頭の切れることや知性の鋭いことを鼻にかけるようなことはやめ、争いごとのもととなるような問題点をときほぐして、平々凡々な人として他人とうちとけることいいます。 |
出典の本文は、「その鋭を挫き、その紛を解き、その光を和し、その塵に同ず」というものです。
これを平易な現代風な言葉に訳してみますと、「もの知りや、できものであることを鼻にかけないで、人にいざこざを起こさないようにものごとの問題を解決するようにつとめ、また自分が人格者で徳があるなどと聖人ぶることをやめ、庶民感覚のなかに生きる」ということになりましょうか。
しかし、平素日常生活でこの格言を耳にするのは、宴席などで、「やあ、今日は無礼講ですから、かみしもをぬいで『和光同塵』といきましょうや」というように、「気楽につきあう」という意味に使われています。
日本のことわざのなかには「能ある鹿は爪かくす」などと、賢い人ほど、自分の能力を人の前で誇示しないものだと教えるものも見られます。
あまりに鋭さが目立つような人は、人間関係を良好にできないものです。
現代社会は、知性が尊ばれ、また知識のある人が重用される世の中といえます。
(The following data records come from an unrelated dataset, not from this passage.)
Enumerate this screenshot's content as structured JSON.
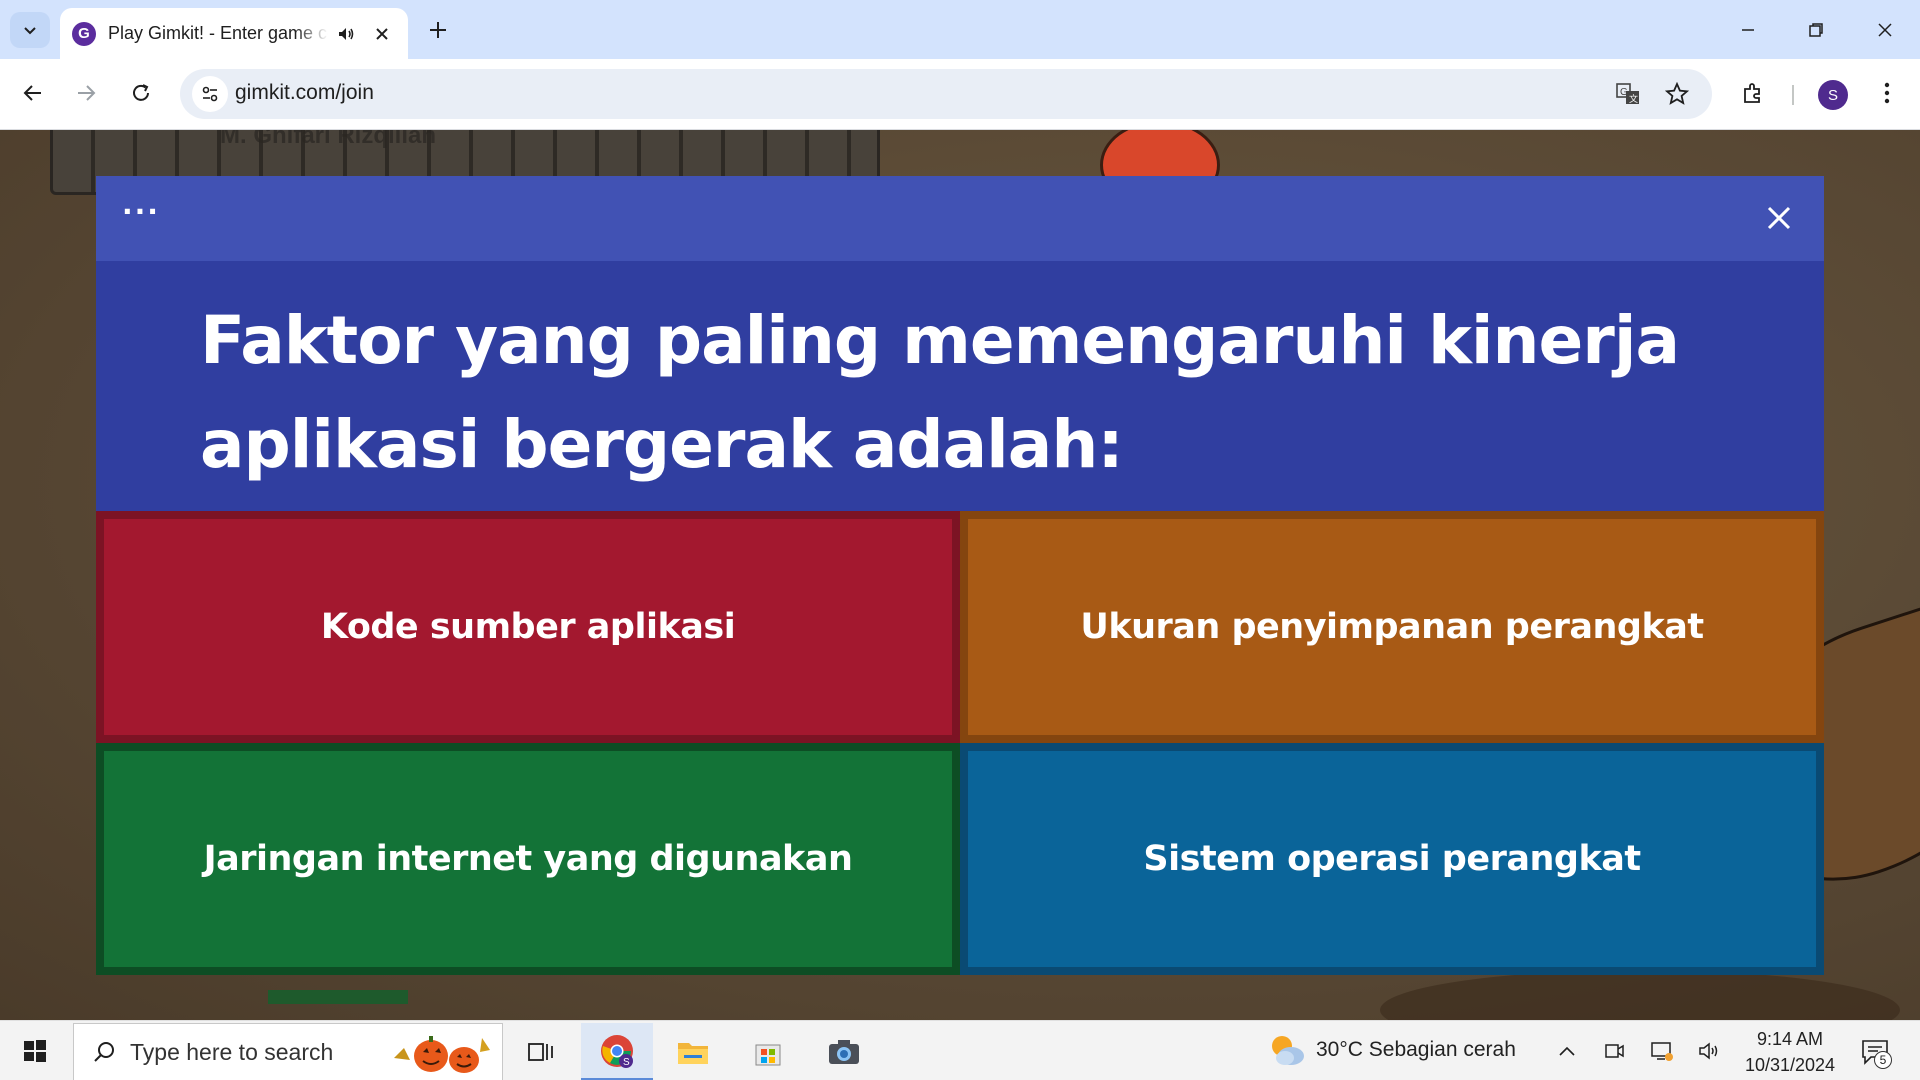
{
  "browser": {
    "tab": {
      "title": "Play Gimkit! - Enter game code",
      "favicon_letter": "G"
    },
    "address": {
      "url": "gimkit.com/join"
    },
    "profile_initial": "S"
  },
  "question": {
    "text": "Faktor yang paling memengaruhi kinerja aplikasi bergerak adalah:",
    "answers": [
      {
        "label": "Kode sumber aplikasi",
        "color": "#a3182f"
      },
      {
        "label": "Ukuran penyimpanan perangkat",
        "color": "#a85a15"
      },
      {
        "label": "Jaringan internet yang digunakan",
        "color": "#137337"
      },
      {
        "label": "Sistem operasi perangkat",
        "color": "#0a6499"
      }
    ],
    "menu_icon": "more-dots-icon",
    "close_icon": "close-icon"
  },
  "background": {
    "player_name": "M. Ghifari Rizqillah"
  },
  "taskbar": {
    "search_placeholder": "Type here to search",
    "weather": "30°C  Sebagian cerah",
    "time": "9:14 AM",
    "date": "10/31/2024",
    "notification_count": "5"
  }
}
情報化社会とか、知識社会ともいわれ、とかく知識偏重になりがちです。 また、最近では問題が入り組んでコジれているとき、これを丹念に解きほぐすのではなく、断ち切ってしまうようなやり方が一般的です。世の中が万事スピードを尊重し、あまり丁寧な仕事はやっておられないという事情にあることも事実です。根本問題を丹念に解きほぐすということも見のがせないことです。これをジツクリと解きほぐすのが「紛を解く」ということになるのでしょう。
聖人君子振りも、もちろんきらわれます。道徳じみたお説教の好きな上司は、部下から煙たがられ、うまい人間関係ができにくいものです。
才能があり、能力も人並み以上にすぐれた人は、「才人、才に溺れる」ということになりがちです。その一番の理由は「他人が愚かに見える」ということがあると思います。つまり、同僚や他人のやっていることが、もの足りなく感じられ、歯痒い思いをするたびに、つい人の仕事に口をだしたり、自分の意見を満々と述べたりしがちなのです。このような自分の知識をひけらかすような態度は、どうしても嫌われ、敬遠されます。「その光を和す」ということは当然の人づき合いの心得といえます。